Working With Tables in LanceDB

In LanceDB, tables store records with a defined schema that specifies column names and types. You can create LanceDB tables from these data formats:

  • Pandas DataFrames
  • Polars DataFrames
  • Apache Arrow Tables

The Python SDK additionally supports:

  • PyArrow schemas for explicit schema control
  • LanceModel for Pydantic-based validation

Create a LanceDB Table

Initialize a LanceDB connection and create a table

python
import lancedb

uri = "data/sample-lancedb"
db = lancedb.connect(uri)
typescript
import * as lancedb from "@lancedb/lancedb";
import * as arrow from "apache-arrow";

const uri = "data/sample-lancedb";
const db = await lancedb.connect(uri);

LanceDB allows ingesting data from various sources - dict, list[dict], pd.DataFrame, pa.Table or a Iterator[pa.RecordBatch]. Let’s take a look at some of the these.

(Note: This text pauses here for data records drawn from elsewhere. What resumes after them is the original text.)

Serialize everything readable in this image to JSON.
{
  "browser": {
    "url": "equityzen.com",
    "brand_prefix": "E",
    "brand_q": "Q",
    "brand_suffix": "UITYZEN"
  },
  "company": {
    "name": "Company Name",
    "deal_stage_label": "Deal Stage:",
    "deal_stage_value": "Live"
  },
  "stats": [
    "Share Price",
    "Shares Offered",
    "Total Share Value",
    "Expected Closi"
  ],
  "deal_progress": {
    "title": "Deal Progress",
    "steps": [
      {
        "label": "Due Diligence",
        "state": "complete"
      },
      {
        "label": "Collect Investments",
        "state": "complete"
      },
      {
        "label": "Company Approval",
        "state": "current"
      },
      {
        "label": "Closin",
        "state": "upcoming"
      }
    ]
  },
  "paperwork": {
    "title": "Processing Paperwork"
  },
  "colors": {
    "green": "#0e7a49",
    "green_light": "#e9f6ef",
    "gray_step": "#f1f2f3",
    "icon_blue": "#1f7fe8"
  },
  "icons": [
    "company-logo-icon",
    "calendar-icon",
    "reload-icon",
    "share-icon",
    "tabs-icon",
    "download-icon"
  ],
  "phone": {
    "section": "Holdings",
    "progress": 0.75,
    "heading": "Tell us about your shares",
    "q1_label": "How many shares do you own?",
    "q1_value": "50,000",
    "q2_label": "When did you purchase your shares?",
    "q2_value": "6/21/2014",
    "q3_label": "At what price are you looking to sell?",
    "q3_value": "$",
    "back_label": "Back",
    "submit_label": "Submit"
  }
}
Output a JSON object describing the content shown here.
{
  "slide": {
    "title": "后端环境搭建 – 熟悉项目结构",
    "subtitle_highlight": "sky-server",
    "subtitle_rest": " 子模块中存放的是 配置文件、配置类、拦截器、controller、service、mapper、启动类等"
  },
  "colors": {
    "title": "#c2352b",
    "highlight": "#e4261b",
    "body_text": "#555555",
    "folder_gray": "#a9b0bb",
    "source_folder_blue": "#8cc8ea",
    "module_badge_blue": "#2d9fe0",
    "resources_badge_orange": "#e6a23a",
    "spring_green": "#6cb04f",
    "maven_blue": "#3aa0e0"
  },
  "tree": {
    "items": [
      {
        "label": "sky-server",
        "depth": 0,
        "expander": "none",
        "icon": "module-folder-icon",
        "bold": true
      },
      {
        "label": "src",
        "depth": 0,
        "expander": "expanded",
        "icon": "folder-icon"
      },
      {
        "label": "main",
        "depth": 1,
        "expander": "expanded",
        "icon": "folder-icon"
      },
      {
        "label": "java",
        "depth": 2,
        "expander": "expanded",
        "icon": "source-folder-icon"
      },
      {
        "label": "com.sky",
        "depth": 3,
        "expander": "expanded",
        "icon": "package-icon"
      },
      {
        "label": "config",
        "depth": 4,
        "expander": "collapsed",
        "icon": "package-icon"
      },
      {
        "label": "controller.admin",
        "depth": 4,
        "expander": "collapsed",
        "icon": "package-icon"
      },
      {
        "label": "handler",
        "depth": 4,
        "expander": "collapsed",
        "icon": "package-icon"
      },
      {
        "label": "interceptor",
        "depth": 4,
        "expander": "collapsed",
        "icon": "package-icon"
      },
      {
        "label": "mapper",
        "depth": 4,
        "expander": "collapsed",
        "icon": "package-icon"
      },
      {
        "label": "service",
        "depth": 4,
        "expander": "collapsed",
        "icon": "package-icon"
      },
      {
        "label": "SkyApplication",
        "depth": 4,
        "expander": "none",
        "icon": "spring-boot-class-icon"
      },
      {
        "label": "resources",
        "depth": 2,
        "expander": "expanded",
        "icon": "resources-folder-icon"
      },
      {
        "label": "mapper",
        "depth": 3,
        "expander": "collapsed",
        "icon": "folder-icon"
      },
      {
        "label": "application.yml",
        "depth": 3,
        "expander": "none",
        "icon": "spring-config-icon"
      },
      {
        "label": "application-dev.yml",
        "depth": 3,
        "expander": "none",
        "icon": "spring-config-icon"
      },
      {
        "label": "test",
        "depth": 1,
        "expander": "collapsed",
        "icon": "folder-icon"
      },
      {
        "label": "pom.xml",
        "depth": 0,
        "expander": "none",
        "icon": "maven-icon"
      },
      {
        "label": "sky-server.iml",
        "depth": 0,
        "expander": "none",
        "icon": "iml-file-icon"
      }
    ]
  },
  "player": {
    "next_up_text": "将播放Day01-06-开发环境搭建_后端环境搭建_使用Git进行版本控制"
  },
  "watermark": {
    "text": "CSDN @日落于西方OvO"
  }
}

From list of tuples or dictionaries

python
data = [
    {"vector": [1.1, 1.2], "lat": 45.5, "long": -122.7},
    {"vector": [0.2, 1.8], "lat": 40.1, "long": -74.1},
]
db.create_table("test_table", data)
db["test_table"].head()
typescript
const _tbl = await db.createTable(
  "myTable",
  [
    { vector: [3.1, 4.1], item: "foo", price: 10.0 },
    { vector: [5.9, 26.5], item: "bar", price: 20.0 },
  ],
  { mode: "overwrite" },
);

From a Pandas DataFrame

python
import pandas as pd

data = pd.DataFrame(
    {
        "vector": [[1.1, 1.2, 1.3, 1.4], [0.2, 1.8, 0.4, 3.6]],
        "lat": [45.5, 40.1],
        "long": [-122.7, -74.1],
    }
)
db.create_table("my_table_pandas", data)
db["my_table_pandas"].head()
💡 Note
Data is converted to Arrow before being written to disk. For maximum control over how data is saved, either provide the PyArrow schema to convert to or else provide a PyArrow Table directly.
💡 Vector Column Type
The vector column needs to be a Vector (defined as pyarrow.FixedSizeList ) type.

From a custom schema

python
import pyarrow as pa

custom_schema = pa.schema(
    [
        pa.field("vector", pa.list_(pa.float32(), 4)),
        pa.field("lat", pa.float32()),
        pa.field("long", pa.float32()),
    ]
)

tbl = db.create_table("my_table_custom_schema", data, schema=custom_schema)

From a Polars DataFrame

LanceDB supports Polars , a modern, fast DataFrame library written in Rust. Just like in Pandas, the Polars integration is enabled by PyArrow under the hood. A deeper integration between LanceDB Tables and Polars DataFrames is on the way.

python
import polars as pl

data = pl.DataFrame(
    {
        "vector": [[3.1, 4.1], [5.9, 26.5]],
        "item": ["foo", "bar"],
        "price": [10.0, 20.0],
    }
)
tbl = db.create_table("my_table_pl", data)

From an Arrow Table

You can also create LanceDB tables directly from Arrow tables. LanceDB supports float16 data type!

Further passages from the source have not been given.